# Publications

**Authors: **Roman Krcmar, Andrej Gendiar, Peter Rapcan and Tomotoshi Nishino

**Year:** 2020

Thermodynamic properties of the four-dimensional cross-polytope model, the 16-cell model, which is an example of higher dimensional generalizations of the octahedron model, are studied on the square lattice. By means of the corner transfer matrix renormalization group (CTMRG) method, presence of the first-order phase transition is confirmed. The latent heat is estimated to be L 4=0.3172, which is larger than that of the octahedron model L 3=0.0516. The result suggests that the latent heat increases with the internal dimension n when the higher-dimensional series of the cross-polytope models is considered.

**Authors: **Michal Sedlák and Mário Ziman

**Year:** 2020

Probabilistic storage and retrieval (PSR) of unitary quantum dynamics is possible with exponentially small failure probability with respect to the number of systems used as a quantum memory [PRL 122, 170502 (2019)]. Here we study improvements due to a priori knowledge about the unitary transformation to be stored. In particular, we study N→1 PSR of qubit phase gates, i.e. qubit rotations a round Z axis with an unknown angle, and show that if we access the gate only N-times, the optimal probability of perfect retrieving of its single use is N/(N+1). We propose a quantum circuit realization for the optimal protocol and show that programmable phase gate [PRL 88, 047905 (2002)] can be turned into (2k−1)→1 optimal PSR of phase gates and requires only k CNOT gates, while having exponentially small failure probability in k.

**Authors: **Andrej Gendiar

**Year:** 2020

Magnetic properties of the transverse-field Ising model on curved (hyperbolic) lattices are studied by a tensor product variational formulation that we have generalized for this purpose. First, we identify the quantum phase transition for each hyperbolic lattice by calculating the magnetization. We study the entanglement entropy at the phase transition in order to analyze the correlations of various subsystems located at the center with the rest of the lattice. We confirm that the entanglement entropy satisfies the area law at the phase transition for fixed coordination number, i.e., it scales linearly with the increasing size of the subsystems. On the other hand, the entanglement entropy decreases as power-law with respect to the increasing coordination number.

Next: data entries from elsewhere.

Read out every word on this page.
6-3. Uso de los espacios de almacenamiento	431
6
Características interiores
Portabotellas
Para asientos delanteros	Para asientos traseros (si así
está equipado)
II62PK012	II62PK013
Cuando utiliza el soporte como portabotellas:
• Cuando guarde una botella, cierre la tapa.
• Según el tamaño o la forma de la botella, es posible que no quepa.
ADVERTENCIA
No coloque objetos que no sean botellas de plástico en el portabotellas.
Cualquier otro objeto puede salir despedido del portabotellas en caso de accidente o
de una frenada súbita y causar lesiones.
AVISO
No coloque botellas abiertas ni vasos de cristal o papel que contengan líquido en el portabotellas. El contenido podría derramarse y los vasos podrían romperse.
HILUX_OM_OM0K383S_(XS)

**Authors: **Leevi Leppäjärvi and Michal Sedlák

**Year:** 2020

Studying sequential measurements is of the utmost importance to both the foundational aspects of quantum theory and the practical implementations of quantum technologies, with both of these applications being abstractly described by the concatenation of quantum instruments into a sequence of certain length. In general, the choice of instrument at any given step in the sequence can be conditionally chosen based on the classical results of all preceding instruments. For two instruments in a sequence we consider the conditional second instrument as an effective way of post-processing the first instrument into a new one. This is similar to how a measurement described by a positive operator-valued measure (POVM) can be post-processed into another by way of classical randomization of its outcomes using a stochastic matrix. In this work we study the post-processing relation of instruments and the partial order it induces on their equivalence classes. We characterize the greatest and the least element of this order, give examples of post-processings between different types of instruments and draw connections between post-processings of some of these instruments and their induced POVMs.

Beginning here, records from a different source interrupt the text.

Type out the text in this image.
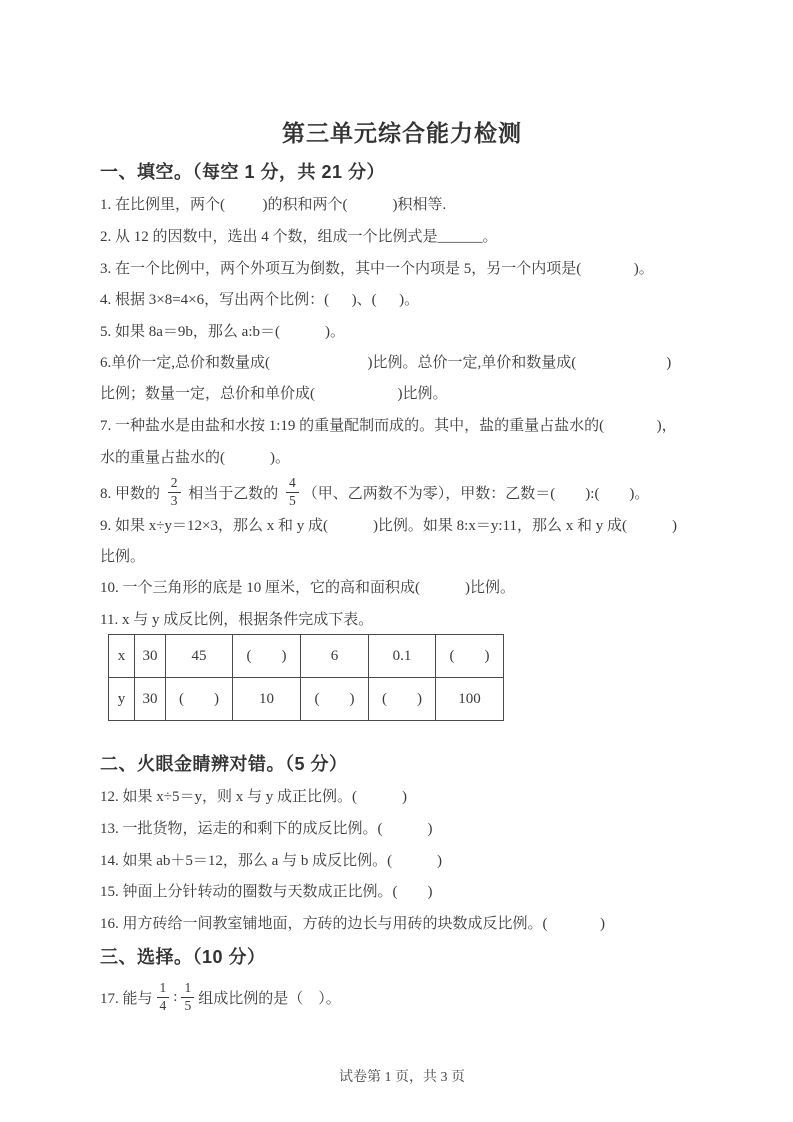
第三单元综合能力检测
一、填空。（每空 1 分，共 21 分）
1. 在比例里，两个(          )的积和两个(            )积相等.
2. 从 12 的因数中，选出 4 个数，组成一个比例式是______。
3. 在一个比例中，两个外项互为倒数，其中一个内项是 5，另一个内项是(              )。
4. 根据 3×8=4×6，写出两个比例：(      )、(      )。
5. 如果 8a＝9b，那么 a:b＝(            )。
6.单价一定,总价和数量成(                          )比例。总价一定,单价和数量成(                        )
比例；数量一定，总价和单价成(                      )比例。
7. 一种盐水是由盐和水按 1:19 的重量配制而成的。其中，盐的重量占盐水的(              )，
水的重量占盐水的(            )。
8. 甲数的 $\frac{2}{3}$ 相当于乙数的 $\frac{4}{5}$ （甲、乙两数不为零），甲数：乙数＝(        ):(        )。
9. 如果 x÷y＝12×3，那么 x 和 y 成(            )比例。如果 8:x＝y:11，那么 x 和 y 成(            )
比例。
10. 一个三角形的底是 10 厘米，它的高和面积成(            )比例。
11. x 与 y 成反比例，根据条件完成下表。
x	30	45	(        )	6	0.1	(        )
y	30	(        )	10	(        )	(        )	100
二、火眼金睛辨对错。（5 分）
12. 如果 x÷5＝y，则 x 与 y 成正比例。(            )
13. 一批货物，运走的和剩下的成反比例。(            )
14. 如果 ab＋5＝12，那么 a 与 b 成反比例。(            )
15. 钟面上分针转动的圈数与天数成正比例。(        )
16. 用方砖给一间教室铺地面，方砖的边长与用砖的块数成反比例。(              )
三、选择。（10 分）
17. 能与 $\frac{1}{4}$ : $\frac{1}{5}$ 组成比例的是（    ）。
试卷第 1 页，共 3 页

**Authors: **Sk Sazim, Michal Sedlak, Kratveer Singh and Arun Kumar Pati

**Year:** 2021

If two identical copies of a completely depolarizing channel are put into a superposition of their possible causal orders, they can transmit non-zero classical information. Here, we study how well we can transmit classical information with N depolarizing channels put in superposition of M causal orders via quantum SWITCH. We calculate Holevo quantity if the superposition uses only cyclic permutations of channels and find that it increases with M and it is independent of N. For a qubit it never reaches 1 if we are increasing M. On the other hand, the classical capacity decreases with the dimension d of the message system. Further, for N=3 and N=4 we studied superposition of all causal orders and uniformly superposed causal orders belonging to different cosets created by cyclic permutation subgroup.

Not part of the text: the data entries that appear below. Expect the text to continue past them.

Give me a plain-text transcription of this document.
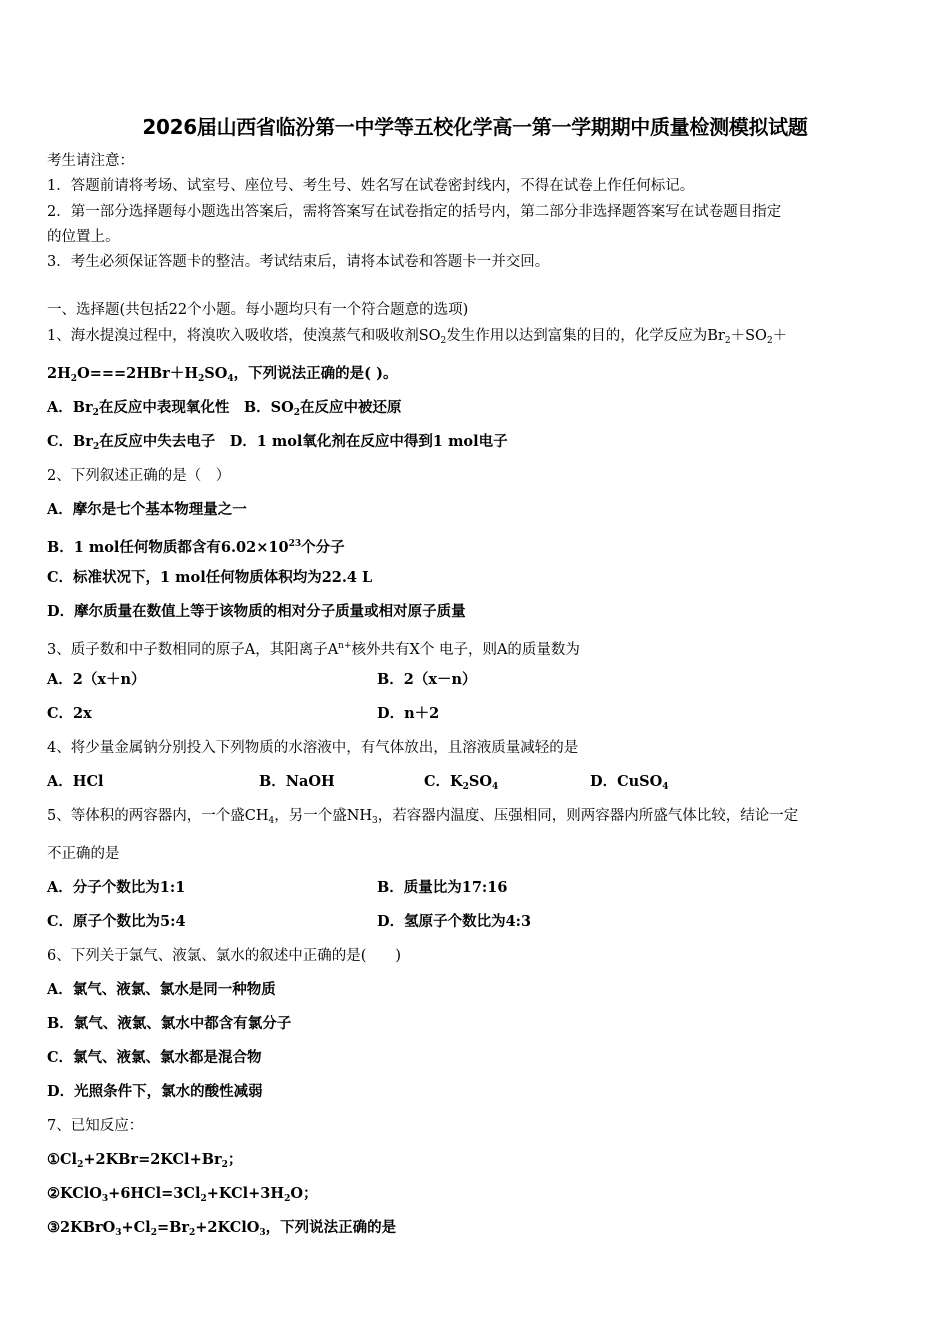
2026届山西省临汾第一中学等五校化学高一第一学期期中质量检测模拟试题
考生请注意：
1．答题前请将考场、试室号、座位号、考生号、姓名写在试卷密封线内，不得在试卷上作任何标记。
2．第一部分选择题每小题选出答案后，需将答案写在试卷指定的括号内，第二部分非选择题答案写在试卷题目指定
的位置上。
3．考生必须保证答题卡的整洁。考试结束后，请将本试卷和答题卡一并交回。
一、选择题(共包括22个小题。每小题均只有一个符合题意的选项)
1、海水提溴过程中，将溴吹入吸收塔，使溴蒸气和吸收剂$SO_2$发生作用以达到富集的目的，化学反应为$Br_2+SO_2+$
$2H_2O===2HBr+H_2SO_4$，下列说法正确的是( )。
A．$Br_2$在反应中表现氧化性　B．$SO_2$在反应中被还原
C．$Br_2$在反应中失去电子　D．1 mol氧化剂在反应中得到1 mol电子
2、下列叙述正确的是（　）
A．摩尔是七个基本物理量之一
B．1 mol任何物质都含有$6.02\times 10^{23}$个分子
C．标准状况下，1 mol任何物质体积均为22.4 L
D．摩尔质量在数值上等于该物质的相对分子质量或相对原子质量
3、质子数和中子数相同的原子A，其阳离子$A^{n+}$核外共有X个 电子，则A的质量数为
A．2（x＋n）	B．2（x－n）
C．2x	D．n＋2
4、将少量金属钠分别投入下列物质的水溶液中，有气体放出，且溶液质量减轻的是
A．HCl	B．NaOH	C．$K_2SO_4$	D．CuSO$_4$
5、等体积的两容器内，一个盛$CH_4$，另一个盛$NH_3$，若容器内温度、压强相同，则两容器内所盛气体比较，结论一定
不正确的是
A．分子个数比为1:1	B．质量比为17:16
C．原子个数比为5:4	D．氢原子个数比为4:3
6、下列关于氯气、液氯、氯水的叙述中正确的是(　　)
A．氯气、液氯、氯水是同一种物质
B．氯气、液氯、氯水中都含有氯分子
C．氯气、液氯、氯水都是混合物
D．光照条件下，氯水的酸性减弱
7、已知反应：
$①Cl_2+2KBr=2KCl+Br_2$；
$②KClO_3+6HCl=3Cl_2+KCl+3H_2O$；
$③2KBrO_3+Cl_2=Br_2+2KClO_3$，下列说法正确的是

**Authors: ** Natália S. Móller, Bruna Sahdo, Nelson Yokomizo

**Year:** 2020

We introduce a protocol for a quantum switch in the gravitational field of a spherical mass and determine the time interval required for its realization in the gravity of Earth. One of the agents that perform operations with indefinite order is a quantum system in a path superposition state. Entanglement between its proper time and position is explored as a resource for the implementation of the quantum switch. The realization of the proposed protocol would probe the physical regime described by quantum mechanics on curved spacetimes, which has not yet been explored experimentally.